Did you know Kentucky state law bans marriage between first cousins?

But you will find no such prohibition right across the border in Virginia.

So, here are a couple of questions.

Doesn’t Kentucky’s law against first cousins getting married discriminate?

And doesn’t it violate the 14th Amendment’s equal protection clause (As interpreted by the Supreme Court)?

In fact, if you look at marriage laws across the country, you will find quite a diversity. About one-fifth of the state allow first cousins to marry. A few only allow first cousins to marry if one was adopted. Some states allow half- cousins to tie the knot. Many, like Kentucky, ban marriage of first cousins outright.

Clearly we have cousin marriage chaos! How has America survived all this time with such a diversity of laws on cousin marriage?

Shouldn’t the federal government step in and mandate Kentucky and other states to allow first cousins to marry, and create a uniform policy across the United Sates?

Of course, some will argue that first cousin marriage crosses the line into incest, and economic and biological factors justify a legal ban on such relationships. But the people of nearly a dozen states apparently disagree. It seems they believe the freedom of individuals to choose whom they marry trumps the economic and biological concerns. Those states sanction first cousin marriages.

So, which side is right?

It really all comes down to a matter of opinion, doesn’t it?
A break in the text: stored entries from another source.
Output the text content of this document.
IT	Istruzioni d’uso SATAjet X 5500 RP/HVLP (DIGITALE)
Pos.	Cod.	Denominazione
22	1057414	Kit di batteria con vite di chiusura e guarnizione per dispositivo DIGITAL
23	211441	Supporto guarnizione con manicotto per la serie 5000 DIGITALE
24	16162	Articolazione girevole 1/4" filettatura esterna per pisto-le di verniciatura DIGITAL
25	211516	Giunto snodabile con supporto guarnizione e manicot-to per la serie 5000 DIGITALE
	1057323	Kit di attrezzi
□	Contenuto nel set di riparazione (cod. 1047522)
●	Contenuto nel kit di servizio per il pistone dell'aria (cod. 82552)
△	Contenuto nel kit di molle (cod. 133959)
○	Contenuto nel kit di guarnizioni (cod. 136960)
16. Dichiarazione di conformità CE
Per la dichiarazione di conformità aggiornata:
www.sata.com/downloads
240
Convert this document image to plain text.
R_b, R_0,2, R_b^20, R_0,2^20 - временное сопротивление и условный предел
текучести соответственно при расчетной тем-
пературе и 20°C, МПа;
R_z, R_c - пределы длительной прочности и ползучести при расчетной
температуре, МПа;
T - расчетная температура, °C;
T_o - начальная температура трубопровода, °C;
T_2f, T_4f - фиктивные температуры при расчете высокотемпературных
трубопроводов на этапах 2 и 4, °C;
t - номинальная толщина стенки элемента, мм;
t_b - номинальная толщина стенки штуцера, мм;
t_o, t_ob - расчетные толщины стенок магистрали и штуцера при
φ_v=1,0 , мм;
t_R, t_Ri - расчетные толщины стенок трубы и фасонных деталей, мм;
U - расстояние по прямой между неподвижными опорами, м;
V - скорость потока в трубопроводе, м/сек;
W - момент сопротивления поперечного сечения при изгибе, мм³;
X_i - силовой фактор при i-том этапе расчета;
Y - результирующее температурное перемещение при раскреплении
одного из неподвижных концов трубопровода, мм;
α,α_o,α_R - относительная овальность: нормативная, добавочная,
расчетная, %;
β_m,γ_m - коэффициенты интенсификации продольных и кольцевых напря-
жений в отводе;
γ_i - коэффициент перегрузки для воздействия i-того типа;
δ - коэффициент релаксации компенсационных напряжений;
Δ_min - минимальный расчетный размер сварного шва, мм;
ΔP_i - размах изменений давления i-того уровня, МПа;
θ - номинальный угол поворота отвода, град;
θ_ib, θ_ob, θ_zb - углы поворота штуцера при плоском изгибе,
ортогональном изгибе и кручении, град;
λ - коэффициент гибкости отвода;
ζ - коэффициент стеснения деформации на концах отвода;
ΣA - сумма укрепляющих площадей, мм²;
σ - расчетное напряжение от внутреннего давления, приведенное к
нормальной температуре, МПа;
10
As Ben Lewis put it, “There’s no non-arbitrary way to decide what should be a national ‘right’ under the current state of constitutional law. Everything just devolves into a mess of utilitarian rationales.”

And that brings me to my point – why do we need to have a uniform policy enforced by a small group of people in Washington D.C.? Why can’t Kentucky bar first cousins from marrying and Virginia welcome those marriages with open arms? Why must we have homogeneous policy imposed on 350 million people?

Short of eliminating the state altogether, or at least removing it from the marriage business, maintaining a decentralized system provides the best way to allow people to live together in some semblance of harmony. Otherwise we’re left with a central authority arbitrarily enforcing the utilitarian rationale advanced and supported by the most powerful lobby.

Decentralization doesn’t provide the perfect solution. But it sure beats centralized monopoly.